Yeah, maybe a lot of people are so depressed they just can’t cum normally anymore.
I don’t know who’s coming normally since last November. I feel like I’m four months away from doing that thing in The Leftovers where I pay someone to shoot me in the chest while I’m wearing a bulletproof vest. Maybe that’ll be the thing in every special now.
You were one of those guys who other standups knew, but I feel like it wasn’t until Parks and Rec that people started to notice you for your writing ability.
That’s pretty much how it happened. I’d been doing standup in New York for years. I was getting kind of pressured to move to LA, but I didn’t want to. Then the Parks thing happened and I couldn’t say no to that. But yeah, I was mostly just doing standup and occasionally these weird opportunities would come up. I was writing for Delocated for a while, which was insane because at the time it was my favorite TV show. But in New York people weren’t really aware of that stuff. I felt like I was a standup who dabbled in writing. Now I feel like I’m splitting my time 50/50.

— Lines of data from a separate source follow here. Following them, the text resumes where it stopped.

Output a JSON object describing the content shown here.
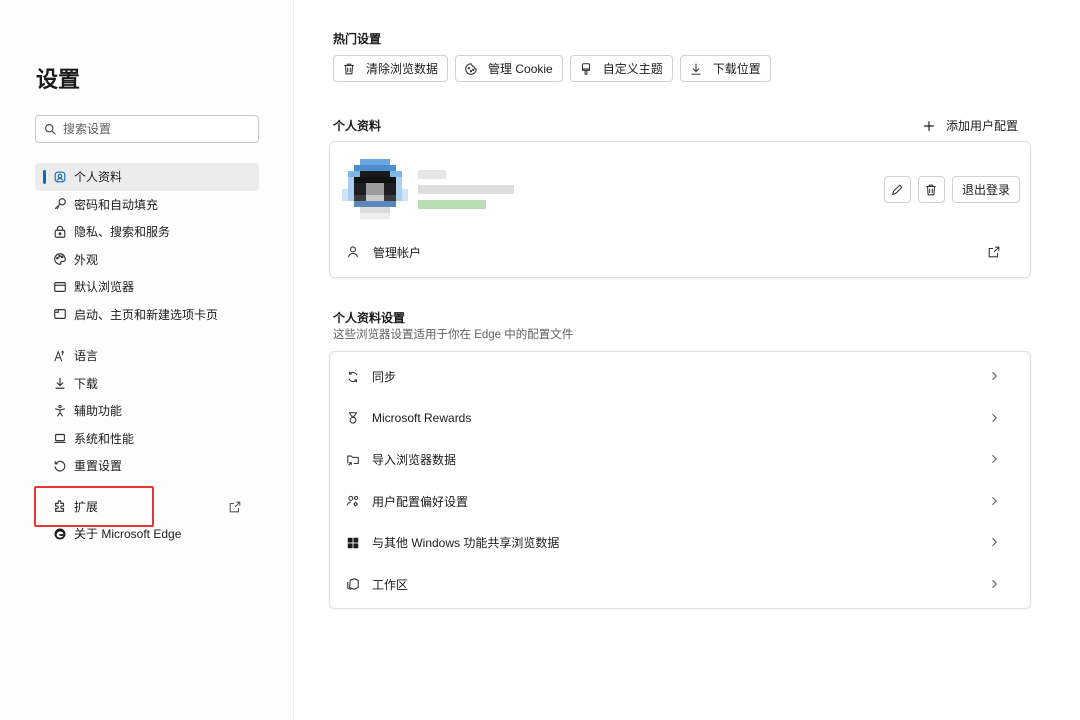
{
  "sidebar": {
    "title": "设置",
    "search_placeholder": "搜索设置",
    "items": [
      {
        "label": "个人资料"
      },
      {
        "label": "密码和自动填充"
      },
      {
        "label": "隐私、搜索和服务"
      },
      {
        "label": "外观"
      },
      {
        "label": "默认浏览器"
      },
      {
        "label": "启动、主页和新建选项卡页"
      },
      {
        "label": "语言"
      },
      {
        "label": "下载"
      },
      {
        "label": "辅助功能"
      },
      {
        "label": "系统和性能"
      },
      {
        "label": "重置设置"
      },
      {
        "label": "扩展"
      },
      {
        "label": "关于 Microsoft Edge"
      }
    ]
  },
  "hot": {
    "title": "热门设置",
    "buttons": [
      {
        "label": "清除浏览数据"
      },
      {
        "label": "管理 Cookie"
      },
      {
        "label": "自定义主题"
      },
      {
        "label": "下载位置"
      }
    ]
  },
  "profile": {
    "title": "个人资料",
    "add_label": "添加用户配置",
    "signout_label": "退出登录",
    "manage_label": "管理帐户"
  },
  "profile_settings": {
    "title": "个人资料设置",
    "description": "这些浏览器设置适用于你在 Edge 中的配置文件",
    "rows": [
      {
        "label": "同步"
      },
      {
        "label": "Microsoft Rewards"
      },
      {
        "label": "导入浏览器数据"
      },
      {
        "label": "用户配置偏好设置"
      },
      {
        "label": "与其他 Windows 功能共享浏览数据"
      },
      {
        "label": "工作区"
      }
    ]
  },
  "colors": {
    "accent": "#0f6cbd",
    "highlight": "#e53935"
  }
}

Do you have a favorite between the two?
No. The way I describe it is that when I’m in the writers’ room too long I go crazy because I want to be doing standup and when I’ve been doing standup for too long I just want to be in a room with other people. It’s sort of bipolar.
But you’re kind of getting the best of both worlds. Even if you are subject to production schedules and touring schedules you always know that soon enough you’ll be getting back to the thing that you want to do next.
Totally. The only real bummer is that I definitely feel like the first couple shows when I’m getting back are like I’m trying to remember how to swim or something. To not do standup in a while and then have to go out onstage and do an hour of material…you’re like, “Oh, shit. How? What do I do?” Honestly, if that’s the only downside I can live with that.